Objectives: : Diffusion-weighted steady-state free precession (DW-SSFP) sequences have shown great potential for the differential diagnosis of benign osteoporotic and malignant neoplastic vertebral compression fractures, which appear hypo- to isointense or hyperintense in DW-SSFP magnetic resonance imaging, respectively. In contrast to other diffusion weighting sequences, the DW-SSFP signal depends not only on the apparent diffusion coefficient (ADC), but also on the tissue relaxation times and sequence parameters. The purpose of the present study was to provide a detailed analysis of the DW-SSFP signal in benign and malignant vertebral lesions (VLs) and in vertebral bone marrow (VBM) to understand the observed signal alterations and their dependence on tissue and sequence parameters.
Materials and methods: : Magnetic resonance imaging was performed in 40 patients with benign (n = 20) or malignant (n = 20) VLs to determine the fat fraction and tissue parameters (ADC, T1, T2, T2*) for both the water and fat signal. With these values, the DW-SSFP signal was simulated and compared with the measured signals for different diffusion gradients by determining the signal intensity ratio between the SSFP signals of the lesions and of normal-appearing VBM for both malignant and benign VLs.

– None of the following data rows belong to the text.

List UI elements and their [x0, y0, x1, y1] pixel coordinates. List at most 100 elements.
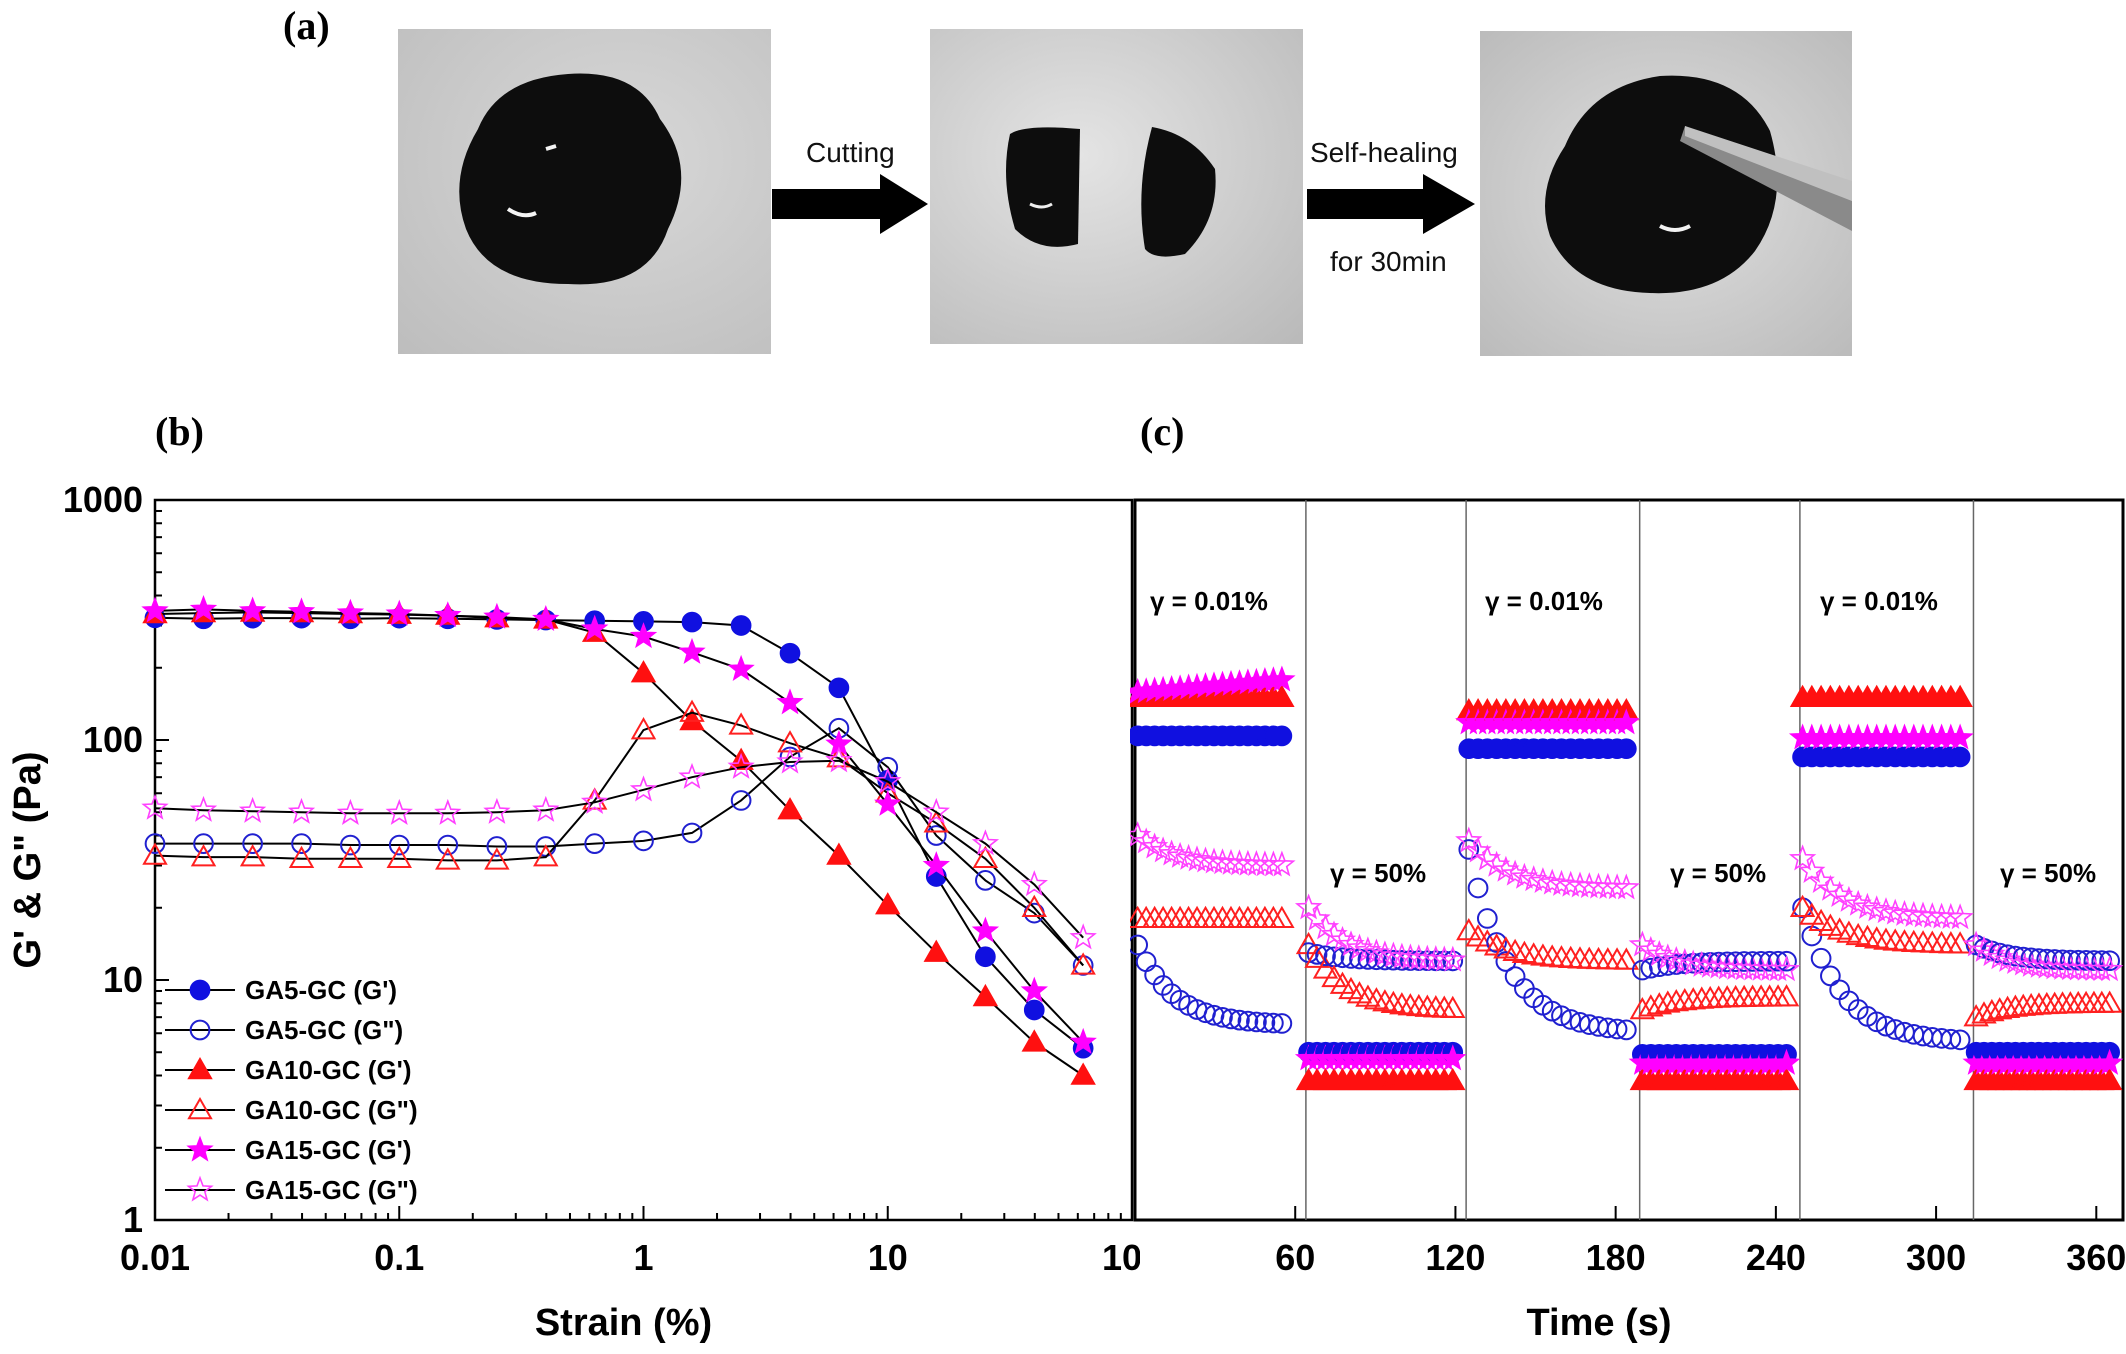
data-point [1637, 935, 1665, 962]
data-point [776, 688, 804, 715]
data-point [1613, 947, 1640, 970]
data-point [242, 833, 263, 854]
data-point [1566, 871, 1594, 898]
self-healing-time-label: for 30min [1330, 246, 1447, 277]
data-point [923, 939, 949, 962]
data-point [1200, 847, 1228, 874]
data-point [340, 834, 361, 856]
data-point [385, 599, 413, 626]
series-line [154, 759, 1084, 939]
data-point [826, 842, 852, 865]
data-point [2073, 990, 2099, 1014]
legend-label: GA15-GC (G") [245, 1175, 418, 1205]
data-point [1890, 899, 1919, 926]
data-point [1501, 859, 1529, 886]
data-point [1645, 940, 1674, 967]
data-point [580, 614, 609, 641]
data-point [679, 699, 705, 722]
data-point [1716, 951, 1738, 973]
data-point [1442, 950, 1464, 972]
data-point [1947, 684, 1973, 707]
data-point [1486, 932, 1507, 953]
data-point [1844, 889, 1872, 916]
data-point [1268, 850, 1296, 877]
data-point [1632, 959, 1653, 981]
data-point [1363, 987, 1390, 1010]
data-point [1900, 900, 1928, 927]
data-point [630, 717, 657, 740]
data-point [2025, 951, 2053, 978]
data-point [1872, 897, 1900, 924]
photo-original-gel [398, 29, 771, 354]
data-point [825, 746, 853, 773]
segment-2 [1455, 698, 1640, 1041]
data-point [1663, 989, 1690, 1012]
x-tick-label: 60 [1275, 1237, 1315, 1278]
data-point [630, 660, 657, 683]
series-4 [141, 595, 1097, 1054]
data-point [1612, 708, 1640, 735]
data-point [1772, 955, 1801, 982]
legend-label: GA10-GC (G') [245, 1055, 412, 1085]
series-5 [141, 746, 1097, 950]
data-point [1773, 1067, 1800, 1091]
data-point [629, 775, 658, 802]
series-line [155, 726, 1084, 967]
x-tick-label: 0.1 [374, 1237, 424, 1278]
data-point [877, 756, 899, 778]
data-point [1733, 951, 1755, 972]
data-point [1208, 848, 1237, 875]
data-point [779, 642, 801, 664]
data-point [1866, 1011, 1888, 1033]
data-point [1979, 998, 2005, 1022]
data-point [971, 829, 1000, 856]
data-point [633, 830, 654, 852]
legend-marker [187, 1096, 213, 1120]
data-point [1306, 944, 1328, 965]
data-point [1476, 908, 1498, 929]
data-point [584, 833, 606, 854]
series-3 [142, 699, 1096, 975]
data-point [727, 752, 755, 779]
data-point [1798, 856, 1826, 883]
x-tick-label: 180 [1586, 1237, 1646, 1278]
x-axis-label: Time (s) [1526, 1302, 1671, 1344]
data-point [1946, 723, 1974, 750]
data-point [1612, 873, 1640, 900]
data-point [144, 833, 166, 854]
legend-label: GA5-GC (G") [245, 1015, 403, 1045]
data-point [1374, 949, 1396, 971]
data-point [1312, 956, 1339, 979]
series-1 [144, 717, 1094, 976]
data-point [2096, 1067, 2123, 1091]
data-point [1439, 945, 1467, 972]
data-point [874, 767, 902, 794]
gel-original-image [459, 73, 682, 285]
y-axis-label: G' & G" (Pa) [7, 751, 49, 968]
data-point [730, 790, 752, 811]
data-point [238, 796, 267, 823]
data-point [189, 795, 218, 822]
data-point [1863, 895, 1891, 922]
data-point [678, 637, 706, 664]
panel-label-c: (c) [1140, 409, 1185, 454]
plot-frame [1133, 498, 2125, 1222]
x-axis-label: Strain (%) [535, 1302, 712, 1344]
data-point [1217, 848, 1245, 875]
strain-annotation: γ = 50% [2000, 858, 2096, 888]
data-point [1551, 1005, 1572, 1027]
data-point [1070, 952, 1096, 975]
arrow-right-icon [1307, 174, 1475, 234]
segment-0 [1130, 665, 1296, 1034]
x-tick-label: 120 [1425, 1237, 1485, 1278]
data-point [875, 892, 901, 915]
arrow-right-icon [772, 174, 928, 234]
data-point [2089, 990, 2115, 1013]
photo-cut-gel [930, 29, 1303, 344]
data-point [532, 795, 560, 822]
data-point [1304, 945, 1330, 968]
data-point [1629, 996, 1656, 1020]
strain-annotation: γ = 0.01% [1150, 586, 1268, 616]
legend-marker [189, 979, 211, 1001]
legend: GA5-GC (G') GA5-GC (G") GA10-GC (G') GA10-G… [165, 975, 418, 1205]
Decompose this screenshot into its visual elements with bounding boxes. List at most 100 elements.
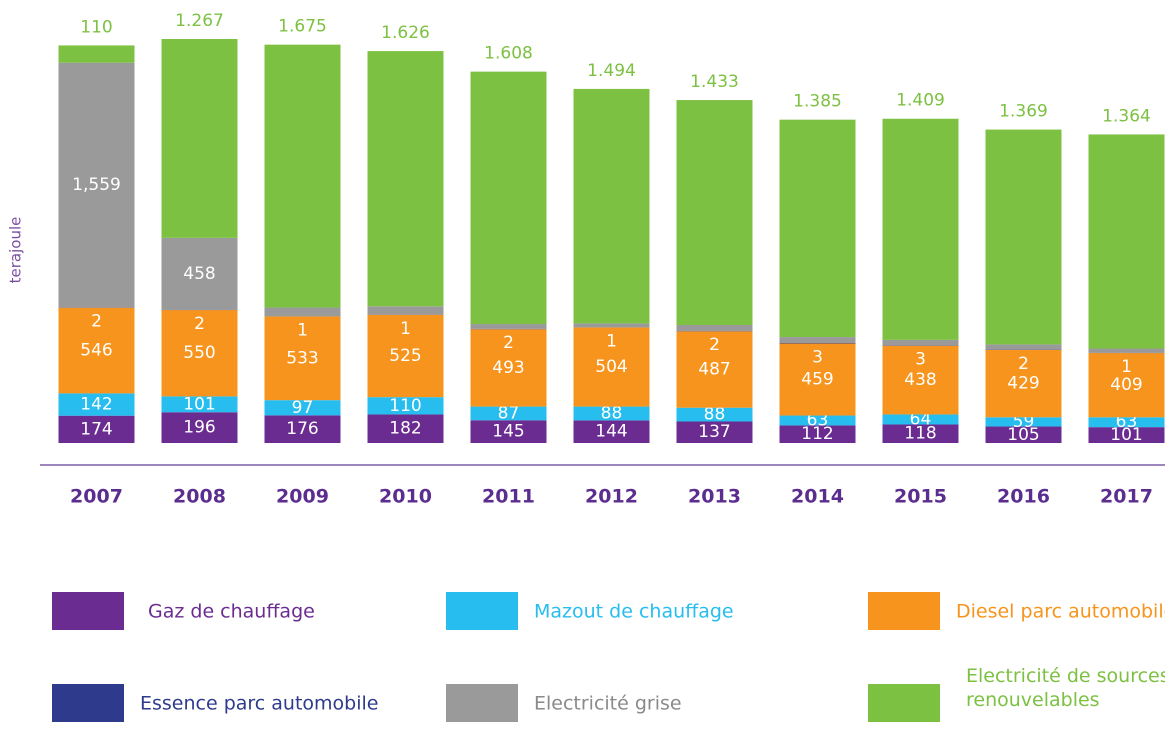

Results: : The simulated DW-SSFP contrast agreed well with the measured contrast and provided a very good differentiation between benign osteoporotic and malignant VLs. ADCs were significantly different in both lesion types (malignant 1.36 vs. osteoporotic 1.77 × 10 mm/s); however, the observed contrast differences were caused predominantly by an opposed-phase readout in combination with significantly different T2* values (malignant 22 vs. osteoporotic 14 ms) and fat fractions (malignant 3.9% vs. osteoporotic 12%) in the lesions as well as significantly different fat fractions in normal-appearing VBM (malignant 42% vs. osteoporotic 52%) of both patient groups.
Conclusions: : Although the ADCs of the evaluated malignant and benign VLs showed highly significant differences, the influence of diffusion on the DW-SSFP signal contrast is relatively low compared with other tissue parameters due to the very complex signal mechanism of the SSFP sequence. Thus, the observed DW-SSFP signal contrast of different VLs (hypo-/isointense vs. hyperintense signal) is rather fat- and T2*-weighted than diffusion-weighted. The intermediate diffusion weighting of the applied SSFP sequence, however, helps to shift the different contrasts into a signal range that is easily visually accessible.